BUSH AND THE FLASHMAN. To me, the strangest thing about the president's summer reading list is not its heft, nor its inclusion of heavyweight history and existential literature, but the indication that the President is working his way through the Flashman series, by George MacDonald Fraser. And no, I don't mean it's odd because Sir Harry Flashman is a coward, a liar, a drunk, and a bully; nor is it odd because Flashman is more than willing to let his countrymen die to save his reputation.

It's somewhat surprising because Fraser is a violent opponent of the Iraq War and of the president's foreign policy. Fraser, an octogenarian Scot, a Tory, and a veteran of HM armed forces, could be heard this year on BBC Radio 4 explaining that "[h]e had never in his life felt more ashamed of his country than he had over Iraq.... He could not get out of his head two pictures, one of a small Iraqi boy with his arms blown off by American bombs, and another of our prime minister smirking sycophantically at President Bush's side." Fraser rates Iraq as "The foulest war crime that this country has ever perpetrated."

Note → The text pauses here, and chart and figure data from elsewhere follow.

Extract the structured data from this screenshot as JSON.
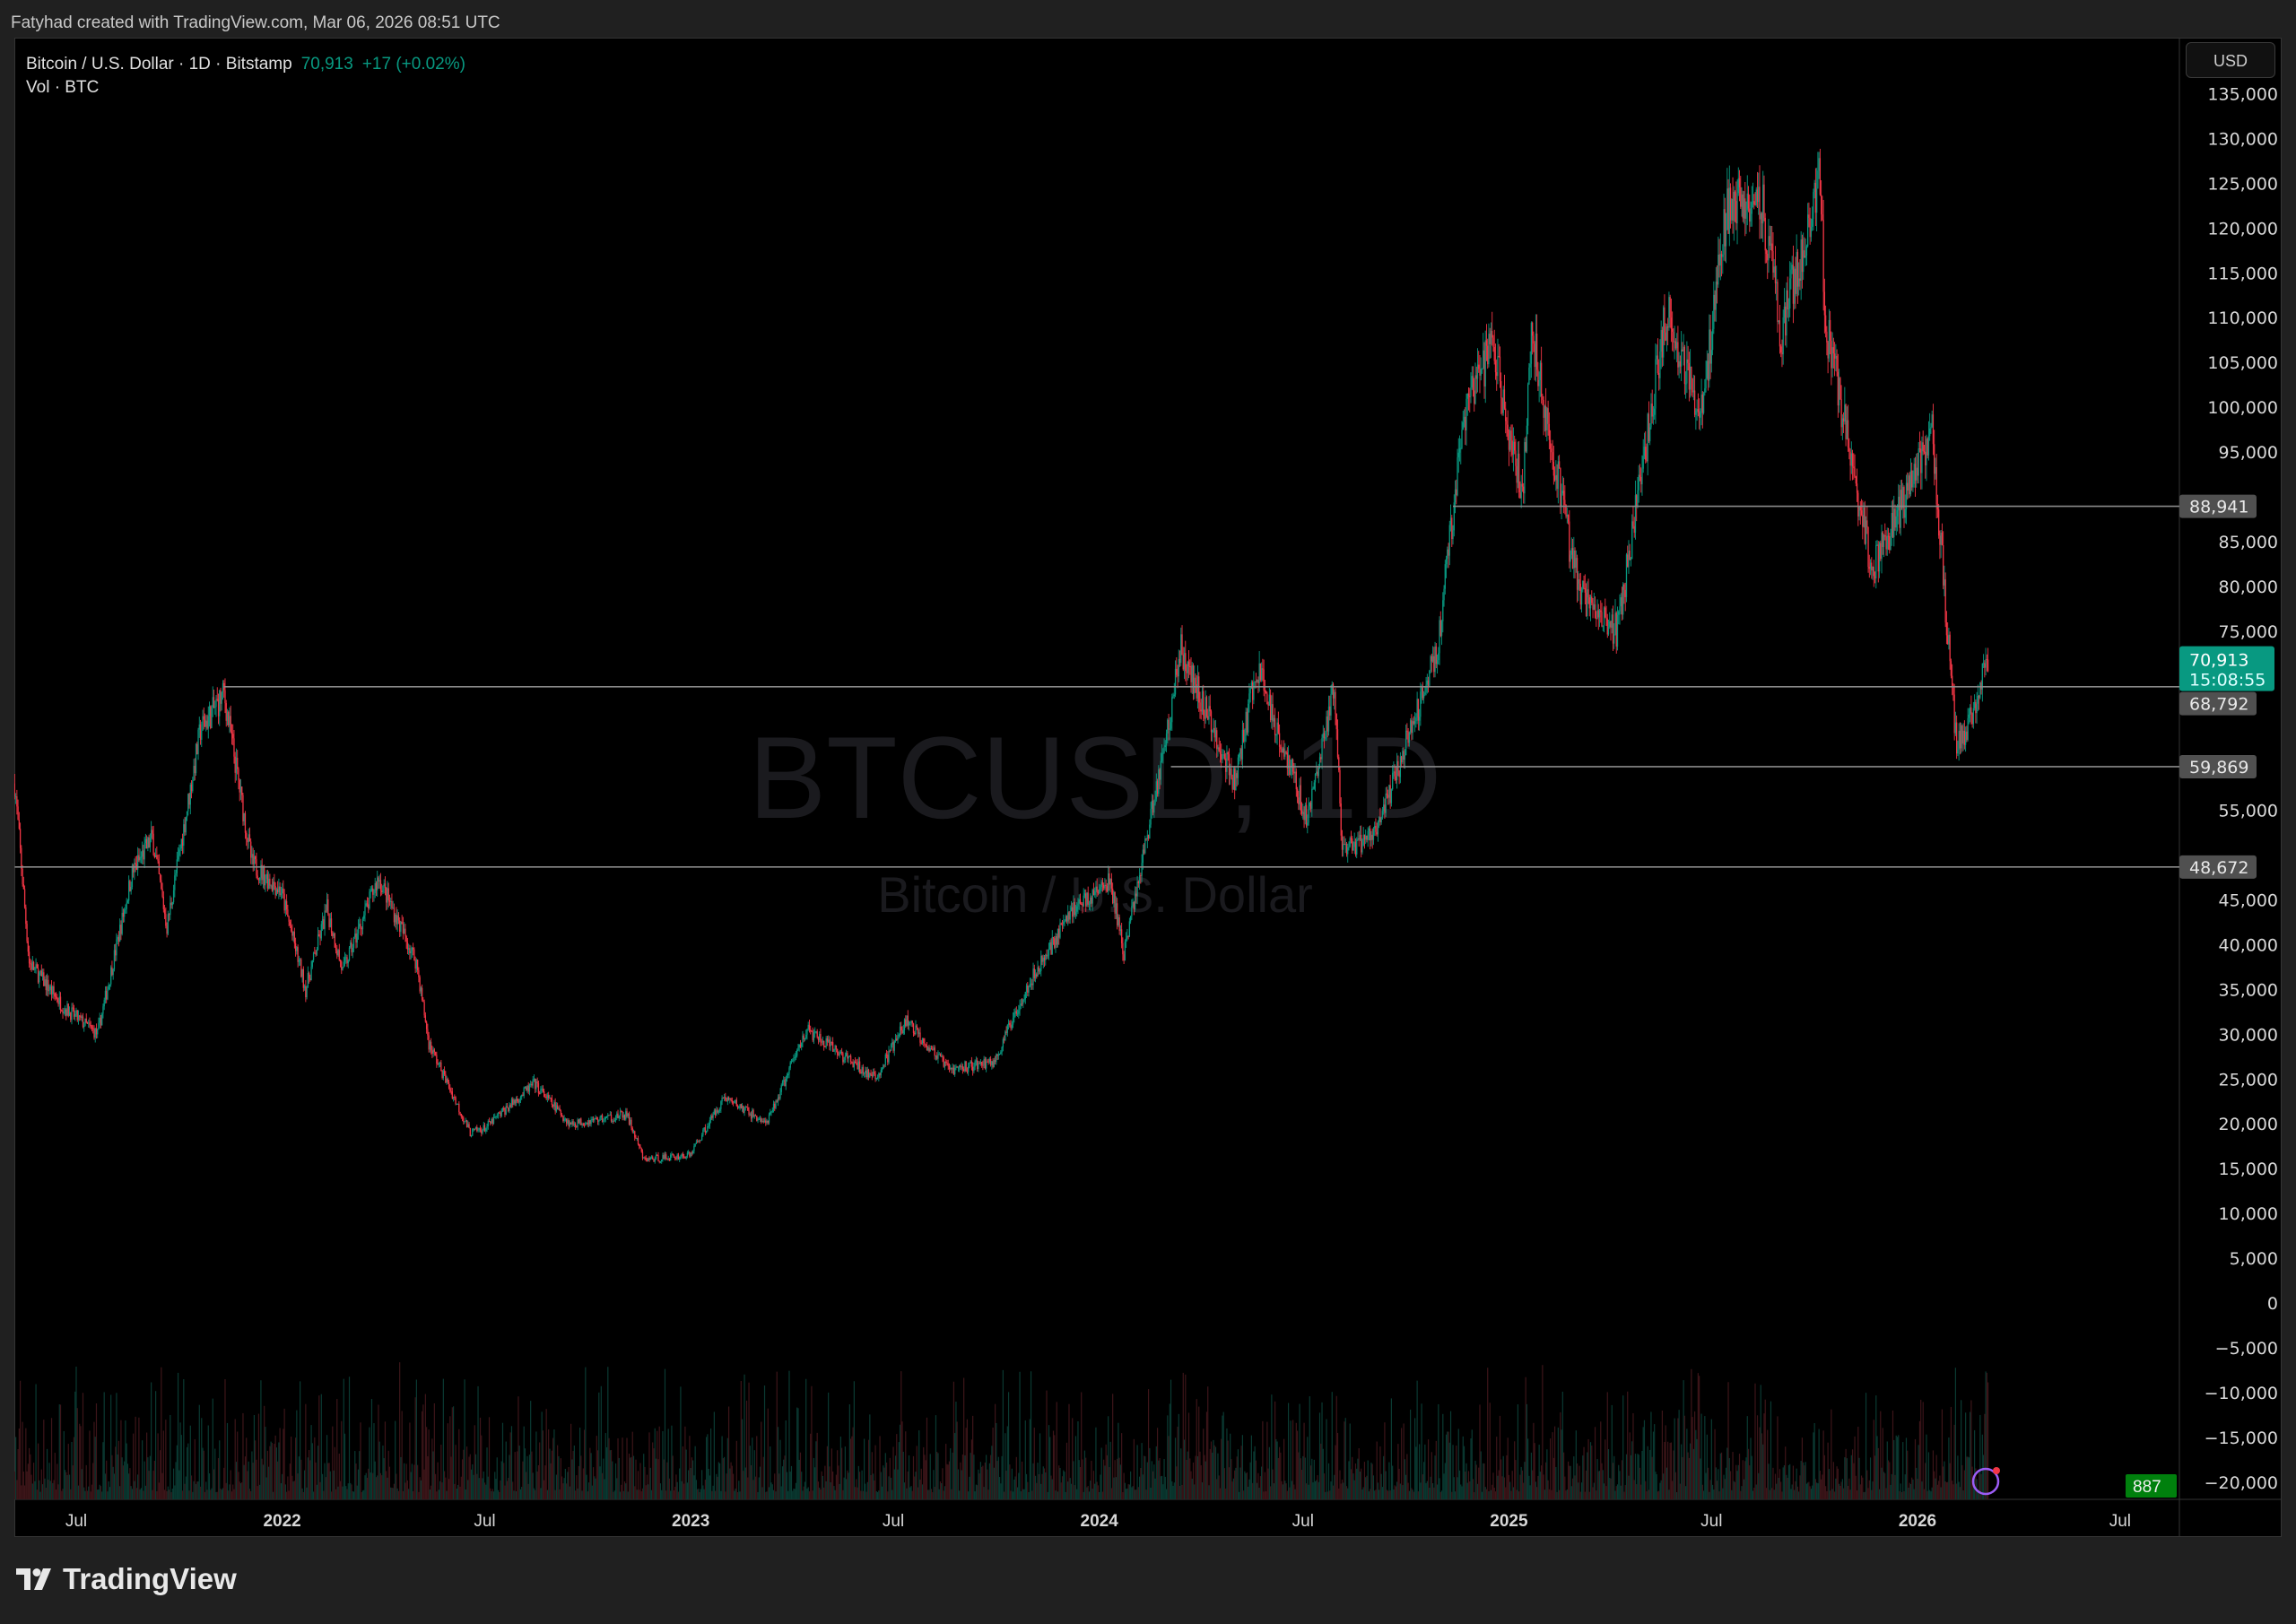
{
  "header": {
    "credit": "Fatyhad created with TradingView.com, Mar 06, 2026 08:51 UTC"
  },
  "legend": {
    "symbol": "Bitcoin / U.S. Dollar · 1D · Bitstamp",
    "last": "70,913",
    "change": "+17 (+0.02%)",
    "volume": "Vol · BTC"
  },
  "axis": {
    "currency": "USD"
  },
  "watermark": {
    "ticker": "BTCUSD, 1D",
    "name": "Bitcoin / U.S. Dollar"
  },
  "footer": {
    "brand": "TradingView"
  },
  "colors": {
    "up": "#089981",
    "down": "#f23645",
    "last_price": "#089981",
    "volume_label": "#00800d",
    "level_label": "#505050"
  },
  "chart_data": {
    "type": "candlestick",
    "interval": "1D",
    "ylim": [
      -20000,
      137000
    ],
    "yticks": [
      135000,
      130000,
      125000,
      120000,
      115000,
      110000,
      105000,
      100000,
      95000,
      90000,
      85000,
      80000,
      75000,
      70000,
      65000,
      60000,
      55000,
      50000,
      45000,
      40000,
      35000,
      30000,
      25000,
      20000,
      15000,
      10000,
      5000,
      0,
      -5000,
      -10000,
      -15000,
      -20000
    ],
    "xticks": [
      {
        "date": "2021-07-01",
        "label": "Jul"
      },
      {
        "date": "2022-01-01",
        "label": "2022"
      },
      {
        "date": "2022-07-01",
        "label": "Jul"
      },
      {
        "date": "2023-01-01",
        "label": "2023"
      },
      {
        "date": "2023-07-01",
        "label": "Jul"
      },
      {
        "date": "2024-01-01",
        "label": "2024"
      },
      {
        "date": "2024-07-01",
        "label": "Jul"
      },
      {
        "date": "2025-01-01",
        "label": "2025"
      },
      {
        "date": "2025-07-01",
        "label": "Jul"
      },
      {
        "date": "2026-01-01",
        "label": "2026"
      },
      {
        "date": "2026-07-01",
        "label": "Jul"
      }
    ],
    "price_path": [
      [
        "2021-05-07",
        58000
      ],
      [
        "2021-05-20",
        38000
      ],
      [
        "2021-06-20",
        33000
      ],
      [
        "2021-07-20",
        30000
      ],
      [
        "2021-08-20",
        48000
      ],
      [
        "2021-09-07",
        52000
      ],
      [
        "2021-09-20",
        42000
      ],
      [
        "2021-10-20",
        64000
      ],
      [
        "2021-11-10",
        68000
      ],
      [
        "2021-12-05",
        49000
      ],
      [
        "2021-12-31",
        46000
      ],
      [
        "2022-01-22",
        35000
      ],
      [
        "2022-02-10",
        44000
      ],
      [
        "2022-02-24",
        37000
      ],
      [
        "2022-03-28",
        47500
      ],
      [
        "2022-05-01",
        38000
      ],
      [
        "2022-05-12",
        29000
      ],
      [
        "2022-06-18",
        19000
      ],
      [
        "2022-07-01",
        19500
      ],
      [
        "2022-08-14",
        24500
      ],
      [
        "2022-09-15",
        20000
      ],
      [
        "2022-11-05",
        21000
      ],
      [
        "2022-11-20",
        16000
      ],
      [
        "2022-12-31",
        16500
      ],
      [
        "2023-01-31",
        23000
      ],
      [
        "2023-03-10",
        20000
      ],
      [
        "2023-04-14",
        30500
      ],
      [
        "2023-06-15",
        25000
      ],
      [
        "2023-07-13",
        31500
      ],
      [
        "2023-08-20",
        26000
      ],
      [
        "2023-09-30",
        27000
      ],
      [
        "2023-10-25",
        34500
      ],
      [
        "2023-12-08",
        44000
      ],
      [
        "2024-01-11",
        47000
      ],
      [
        "2024-01-23",
        39000
      ],
      [
        "2024-02-28",
        62000
      ],
      [
        "2024-03-14",
        73000
      ],
      [
        "2024-05-01",
        58000
      ],
      [
        "2024-05-21",
        71000
      ],
      [
        "2024-07-05",
        54000
      ],
      [
        "2024-07-29",
        69000
      ],
      [
        "2024-08-05",
        50000
      ],
      [
        "2024-09-06",
        53000
      ],
      [
        "2024-10-29",
        73000
      ],
      [
        "2024-11-22",
        99000
      ],
      [
        "2024-12-17",
        107000
      ],
      [
        "2025-01-13",
        90000
      ],
      [
        "2025-01-21",
        109000
      ],
      [
        "2025-02-25",
        84000
      ],
      [
        "2025-03-10",
        78000
      ],
      [
        "2025-04-08",
        75000
      ],
      [
        "2025-05-22",
        111000
      ],
      [
        "2025-06-22",
        99000
      ],
      [
        "2025-07-14",
        122000
      ],
      [
        "2025-08-14",
        124000
      ],
      [
        "2025-09-01",
        108000
      ],
      [
        "2025-10-06",
        126000
      ],
      [
        "2025-10-10",
        110000
      ],
      [
        "2025-11-21",
        82000
      ],
      [
        "2025-12-15",
        88000
      ],
      [
        "2026-01-14",
        97000
      ],
      [
        "2026-02-05",
        62000
      ],
      [
        "2026-02-20",
        66000
      ],
      [
        "2026-03-04",
        73000
      ],
      [
        "2026-03-06",
        70913
      ]
    ],
    "last_price": {
      "value": 70913,
      "label": "70,913",
      "countdown": "15:08:55"
    },
    "levels": [
      {
        "value": 88941,
        "label": "88,941",
        "from": "2024-11-12"
      },
      {
        "value": 68792,
        "label": "68,792",
        "from": "2021-11-10"
      },
      {
        "value": 59869,
        "label": "59,869",
        "from": "2024-03-05"
      },
      {
        "value": 48672,
        "label": "48,672",
        "from": "2021-05-07"
      }
    ],
    "volume": {
      "last": "887"
    },
    "grid": false
  }
}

But as I say, that makes the choice only somewhat surprising; if the president stayed away from all contemporary authors who oppose his Iraq policy, he'd obviously have slim pickings. What makes it most peculiar is that Fraser thinks the Flashman books themselves -- which feature politicians indifferent to the consequences of their policies and reporters so keen for good stories that they somehow confuse the raping, murdering, craven, but undeniably charming Flashman for a hero -- provide a basis for opposing the Iraq War. As he writes in a preface to the most recent volume, Flashman on the March, when the British Empire went off to fight a bloody war against a cut-rate tyrant (in this case, in Abyssinia), it did so without "messianic rhetoric. There were no false excuses, no deceits, no cover-ups or lies...." And even with those virtues, it still made errors that called the whole enterprise into question.

"There's bound to be an outcry because we're not leaving a garrison to pacify the tribes and police the country," laments one officer about British domestic opinion. "As though Abyssinia were a country to be pacified and ruled with fewer than ten divisions and a great civil power!"... MacDonald allows in a footnote ... that "the brief exchanges among Napier's staff have echoes which continue to be heard today.... Britain's leaving Abyssinia did not become her as well as her manner of entering it."

What will the president think when he hears those echoes? (If, of course, he keeps reading Flashman.) Whatever the bad doings of the British empire's leaders, its soldiers -- in Fraser's versions -- almost always acquit themselves well, except for Flashman, who treats war as the occasion for larking about in uniform and winking at the girls. His only real virtue, which can neither balance out his utter irresponsibility nor fill the vacuum where his moral sense should be, is his brutal candor about his bad deeds and worse character when pressed to tell his own story.